 Automatic Metadata Generation 

MELT created an enrichment portal for use by experienced indexers in the project and the SAmgI automatic metadata generator (developed at KULeuven) was used there to provide additional data on top of the metadata already present.

SAmgI in the MELT enrichment portal

In MELT two separate case studies were demonstrated the possibilities for automated metadata generation. One was for Scoilnet, the Irish national portal, where metadata was automatically generated with SAmgI for more than 10.000 learning objects. The other was LeMill, an online web community for finding, authoring and sharing learning resources. Here metadata was generated automatically for 650 LeMill learning objects.

These cases demonstrated that automatic metadata generation works best if the object based generation and context based generation can complement one another well.

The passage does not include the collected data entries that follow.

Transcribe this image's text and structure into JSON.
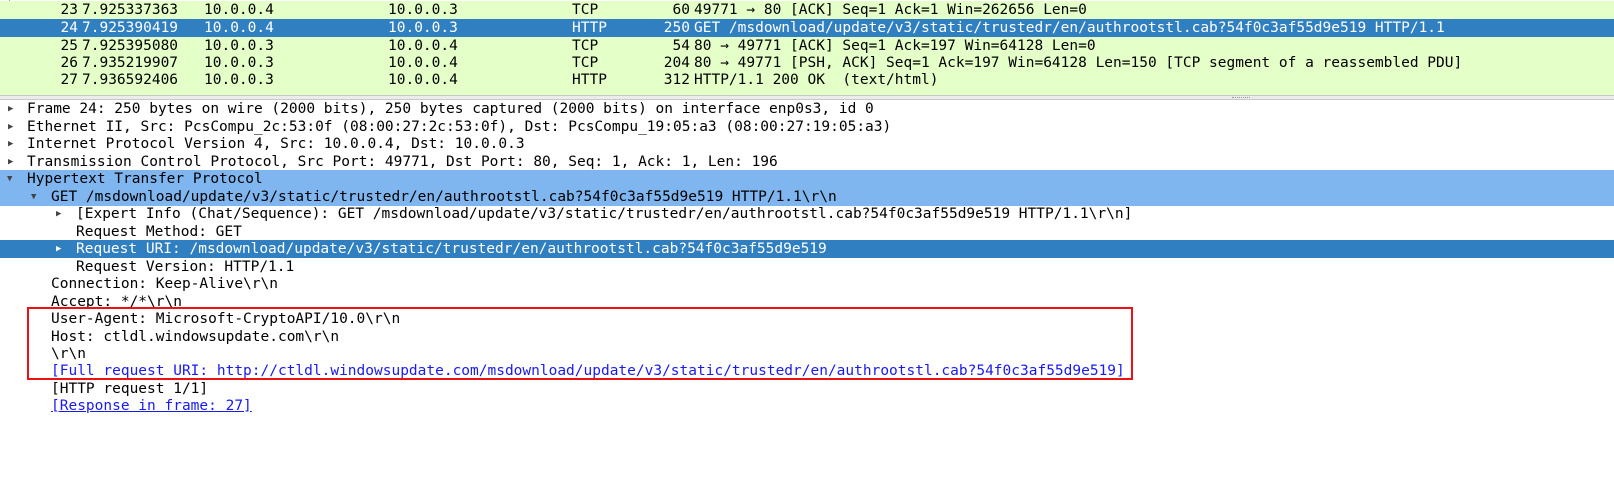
{
  "packet_list": {
    "rows": [
      {
        "no": "23",
        "time": "7.925337363",
        "src": "10.0.0.4",
        "dst": "10.0.0.3",
        "proto": "TCP",
        "len": "60",
        "info": "49771 → 80 [ACK] Seq=1 Ack=1 Win=262656 Len=0"
      },
      {
        "no": "24",
        "time": "7.925390419",
        "src": "10.0.0.4",
        "dst": "10.0.0.3",
        "proto": "HTTP",
        "len": "250",
        "info": "GET /msdownload/update/v3/static/trustedr/en/authrootstl.cab?54f0c3af55d9e519 HTTP/1.1"
      },
      {
        "no": "25",
        "time": "7.925395080",
        "src": "10.0.0.3",
        "dst": "10.0.0.4",
        "proto": "TCP",
        "len": "54",
        "info": "80 → 49771 [ACK] Seq=1 Ack=197 Win=64128 Len=0"
      },
      {
        "no": "26",
        "time": "7.935219907",
        "src": "10.0.0.3",
        "dst": "10.0.0.4",
        "proto": "TCP",
        "len": "204",
        "info": "80 → 49771 [PSH, ACK] Seq=1 Ack=197 Win=64128 Len=150 [TCP segment of a reassembled PDU]"
      },
      {
        "no": "27",
        "time": "7.936592406",
        "src": "10.0.0.3",
        "dst": "10.0.0.4",
        "proto": "HTTP",
        "len": "312",
        "info": "HTTP/1.1 200 OK  (text/html)"
      }
    ],
    "row_color": "#e4ffc7",
    "selected_color": "#2f7fc1"
  },
  "details": {
    "frame": "Frame 24: 250 bytes on wire (2000 bits), 250 bytes captured (2000 bits) on interface enp0s3, id 0",
    "ethernet": "Ethernet II, Src: PcsCompu_2c:53:0f (08:00:27:2c:53:0f), Dst: PcsCompu_19:05:a3 (08:00:27:19:05:a3)",
    "ip": "Internet Protocol Version 4, Src: 10.0.0.4, Dst: 10.0.0.3",
    "tcp": "Transmission Control Protocol, Src Port: 49771, Dst Port: 80, Seq: 1, Ack: 1, Len: 196",
    "http": "Hypertext Transfer Protocol",
    "get_line": "GET /msdownload/update/v3/static/trustedr/en/authrootstl.cab?54f0c3af55d9e519 HTTP/1.1\\r\\n",
    "expert_info": "[Expert Info (Chat/Sequence): GET /msdownload/update/v3/static/trustedr/en/authrootstl.cab?54f0c3af55d9e519 HTTP/1.1\\r\\n]",
    "request_method": "Request Method: GET",
    "request_uri": "Request URI: /msdownload/update/v3/static/trustedr/en/authrootstl.cab?54f0c3af55d9e519",
    "request_version": "Request Version: HTTP/1.1",
    "connection": "Connection: Keep-Alive\\r\\n",
    "accept": "Accept: */*\\r\\n",
    "user_agent": "User-Agent: Microsoft-CryptoAPI/10.0\\r\\n",
    "host": "Host: ctldl.windowsupdate.com\\r\\n",
    "crlf": "\\r\\n",
    "full_uri": "[Full request URI: http://ctldl.windowsupdate.com/msdownload/update/v3/static/trustedr/en/authrootstl.cab?54f0c3af55d9e519]",
    "http_request": "[HTTP request 1/1]",
    "response_in_frame": "[Response in frame: 27]"
  },
  "colors": {
    "link": "#1a1aee",
    "highlight_box": "#ee1111",
    "tree_selected": "#2f7fc1",
    "tree_expanded": "#7fb6f0"
  }
}
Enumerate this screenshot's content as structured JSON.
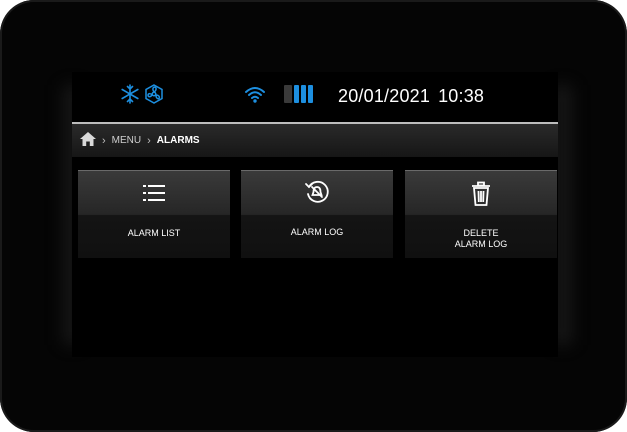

  • If, for instance, the object based generator is not capable of generating sufficient content, then the resulting metadata will most likely not be able to describe the learning material well. This can be due to a lack of metadata generators for a certain mime type or due to limitations of the generators. For instance, there is a minimal amount of text required to detect the language or generate keywords and descriptions.
  • On the other hand, if there is only limited context based information available, then chances are reduced that features that are typically hard to extract from the content like duration, difficulty, intended user role, etc. will be generated for the learning object.

In general, context based annotation works well if the learning objects are offered within a certain structure. This can be a file hierarchy, a structured web site (see LeMill case) or a connection to a LMS. For example, if information about rights, if at all present, occurs always in the footer or header of a web page, it will be easier to extract than when it is to be found at a random location, due to the diverse nature of learning objects and habits of their authors. This can be problematic for referatories like Scoilnet that typically link to many different content providers.